In the wake of violence between Christians and Muslims in the country, Pope Francis today prayed with an Imam during a visit to the Grand Mosque of Koudoukou in Bangui, Central African Republic.
On his last day in the country, the Pope was greeted by the Grand Imam Nehedi Tidjani, along with four other Muslim leaders, with whom he stood and prayed.
In his speech he said Muslims and Christians should work together and be "men and women of peace".
"My pastoral visit to the Central African Republic would not be complete if it did not include this encounter with the Muslim community," he said.
"Christians and Muslims are brothers and sisters. We must therefore consider ourselves and conduct ourselves as such. We are well aware that the recent events and acts of violence which have shaken your country were not grounded in properly religious motives."
He added: "Those who claim to believe in God must also be men and women of peace. Christians, Muslims and members of the traditional religions have lived together in peace for many years. They ought, therefore, to remain united in working for an end to every act which, from whatever side, disfigures the Face of God and whose ultimate aim is to defend particular interests by any and all means, to the detriment of the common good.
"Together, we must say no to hatred, no to revenge and no to violence, particularly that violence which is perpetrated in the name of a religion or of God himself. God is peace, God salam."
Francis praised the solidarity shown between Christians and Muslims in the CAR, which has been rocked by sectarian violence in recent years.
The country has struggled to manage discord since the majority-Muslim Séléka drove out President Francois Bozizé in a coup in March 2013. Though the group has since disbanded, they continued to target towns and villages across the country, which caused the uprising of an opposing Christian faction, the Anti-Balaka. Tens of thousands of Muslims were violently expelled, many fleeing to neighbouring countries.

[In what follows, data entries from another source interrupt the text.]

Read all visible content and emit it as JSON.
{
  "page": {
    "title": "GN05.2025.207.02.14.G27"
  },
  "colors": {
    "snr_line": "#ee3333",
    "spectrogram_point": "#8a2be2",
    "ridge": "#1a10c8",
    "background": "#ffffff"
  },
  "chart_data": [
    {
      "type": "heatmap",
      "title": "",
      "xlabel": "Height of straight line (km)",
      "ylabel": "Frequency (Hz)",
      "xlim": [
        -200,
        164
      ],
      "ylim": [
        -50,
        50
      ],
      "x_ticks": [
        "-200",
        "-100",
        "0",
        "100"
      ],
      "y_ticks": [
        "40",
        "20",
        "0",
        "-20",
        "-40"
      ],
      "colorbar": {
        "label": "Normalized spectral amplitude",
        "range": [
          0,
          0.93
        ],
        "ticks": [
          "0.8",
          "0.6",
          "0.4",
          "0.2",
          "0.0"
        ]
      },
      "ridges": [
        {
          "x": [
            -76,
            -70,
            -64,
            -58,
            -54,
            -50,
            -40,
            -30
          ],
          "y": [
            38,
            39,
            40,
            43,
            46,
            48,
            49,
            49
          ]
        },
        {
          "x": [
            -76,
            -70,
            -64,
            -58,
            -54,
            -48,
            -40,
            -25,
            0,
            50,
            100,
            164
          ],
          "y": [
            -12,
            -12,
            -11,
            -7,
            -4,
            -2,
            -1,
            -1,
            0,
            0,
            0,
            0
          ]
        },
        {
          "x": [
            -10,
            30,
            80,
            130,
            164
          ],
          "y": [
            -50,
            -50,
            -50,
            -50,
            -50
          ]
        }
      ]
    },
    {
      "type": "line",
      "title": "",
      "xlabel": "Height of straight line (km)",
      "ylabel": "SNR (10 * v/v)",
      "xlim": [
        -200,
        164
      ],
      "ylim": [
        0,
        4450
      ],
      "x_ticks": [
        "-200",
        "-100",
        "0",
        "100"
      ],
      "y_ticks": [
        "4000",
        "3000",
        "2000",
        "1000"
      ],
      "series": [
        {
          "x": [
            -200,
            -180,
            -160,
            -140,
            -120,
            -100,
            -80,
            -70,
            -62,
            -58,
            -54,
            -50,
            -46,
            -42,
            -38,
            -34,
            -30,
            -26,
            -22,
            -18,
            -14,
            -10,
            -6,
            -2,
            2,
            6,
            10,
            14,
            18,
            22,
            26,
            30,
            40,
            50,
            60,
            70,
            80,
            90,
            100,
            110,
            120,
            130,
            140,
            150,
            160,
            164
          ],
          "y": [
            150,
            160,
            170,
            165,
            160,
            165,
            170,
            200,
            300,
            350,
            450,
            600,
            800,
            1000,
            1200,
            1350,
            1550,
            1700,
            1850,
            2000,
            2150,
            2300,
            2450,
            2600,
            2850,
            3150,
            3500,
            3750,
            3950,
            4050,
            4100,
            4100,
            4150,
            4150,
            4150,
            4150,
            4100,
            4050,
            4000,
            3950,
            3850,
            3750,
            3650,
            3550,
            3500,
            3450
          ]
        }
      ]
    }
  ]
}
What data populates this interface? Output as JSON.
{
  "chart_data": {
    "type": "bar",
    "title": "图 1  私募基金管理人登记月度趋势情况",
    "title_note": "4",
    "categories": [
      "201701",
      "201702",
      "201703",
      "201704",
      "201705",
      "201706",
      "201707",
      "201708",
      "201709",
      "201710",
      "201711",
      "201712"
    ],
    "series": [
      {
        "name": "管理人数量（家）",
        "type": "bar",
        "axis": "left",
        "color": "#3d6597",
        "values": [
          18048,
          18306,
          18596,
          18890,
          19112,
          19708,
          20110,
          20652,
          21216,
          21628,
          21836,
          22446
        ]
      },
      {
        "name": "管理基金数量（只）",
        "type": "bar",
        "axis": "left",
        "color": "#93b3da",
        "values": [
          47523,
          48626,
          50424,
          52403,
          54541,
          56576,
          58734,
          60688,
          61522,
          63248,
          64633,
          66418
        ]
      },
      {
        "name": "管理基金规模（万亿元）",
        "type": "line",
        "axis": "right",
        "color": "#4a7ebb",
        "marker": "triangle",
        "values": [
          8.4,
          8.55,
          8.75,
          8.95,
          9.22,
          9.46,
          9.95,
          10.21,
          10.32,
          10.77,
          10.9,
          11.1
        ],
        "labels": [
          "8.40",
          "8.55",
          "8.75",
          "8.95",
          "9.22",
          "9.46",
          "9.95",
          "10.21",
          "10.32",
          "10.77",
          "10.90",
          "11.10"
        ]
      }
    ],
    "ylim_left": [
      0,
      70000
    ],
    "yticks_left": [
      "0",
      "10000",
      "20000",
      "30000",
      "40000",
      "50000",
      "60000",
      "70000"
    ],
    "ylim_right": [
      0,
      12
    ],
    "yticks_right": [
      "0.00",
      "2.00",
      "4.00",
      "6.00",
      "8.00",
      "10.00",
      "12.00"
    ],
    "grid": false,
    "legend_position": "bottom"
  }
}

Both groups have only loose ties with their religious affiliations, however, and Muslim and Christian leaders from CAR have united to condemn the conflict.
These leaders have "played an important role in re-establishing harmony and fraternity among all," the Pope said.
"Dear friends, dear brothers, I invite you to pray and work for reconciliation, fraternity and solidarity among all people, without forgetting those who have suffered the most as a result of recent events.
"May God bless you and protect you! Salam alaikum!"
Following his address, the Pope visited a refugee camp next to the mosque and then gave a homily at a mass at the Barthélémy Boganda Stadium in Bangui.
He has now boarded a plane back to Rome.